Die Fans der Musikrichtung kommen wie auch die Besucher des „Dragon’s Lair“ aus allen möglichen Ecken der Gesellschaft: Execs, die mal was Besonderes erleben wollen und einen heißen Tipp bekamen, Hipster, SimSinn-Begeisterte auf der Suche nach einer neuen Art der Simulation, und eben auch Shadowrunner.

Auftraggeber?

Wer das „Dragon’s Lair“ als Location für ein Treffen wählt, gehört mindestens zur High Society. Nicht selten sind es mittelgroße (Tochter)konzerne, manchmal tatsächlich aber auch Einzelpersonen. Man sagt, dass die Aufträge, die dort vergeben werden, sehr gut bezahlt werden, oft aber auch sehr speziell sind, was von (wie auch immer gearteten) komplizierten Runs bis hin zu Wetwork reichen kann.

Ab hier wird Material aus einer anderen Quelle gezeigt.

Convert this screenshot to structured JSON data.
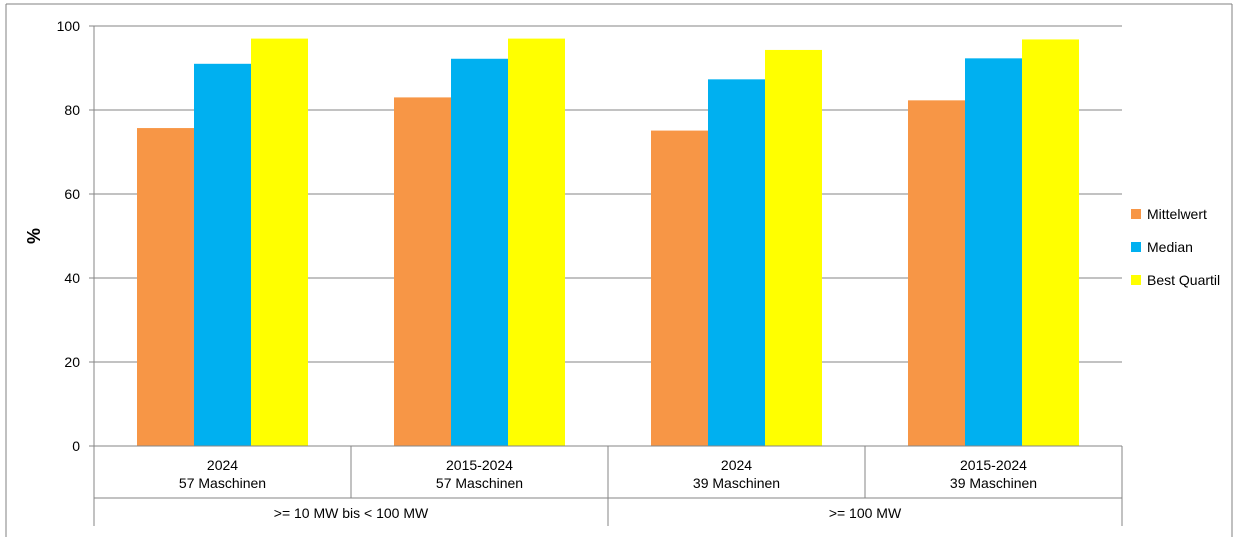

Klassiker bei der Auftragsvergabe ist, dass man am Ende eines Treffens, bei dem man selten ein reales Gegenüber als Johnson hat, die Daten per Muffin geliefert bekommt. Die sogenannten Dragonmuffins stehen nicht auf der Karte und beinhalten immer einen Datenträger mit Informationen.

Gerüchte?

Angeblich soll es Teams schon passiert sein, dass sie bei einem solchen Treffen durch eigenes eingespielte Musik in den sonst isolierten VIP-Lounges beeinflusst wurden, sodass sie Aufträge ohne Bezahlung durchführten, aber das sind nur Gerüchte, die immer mal wieder hier und da auftauchen.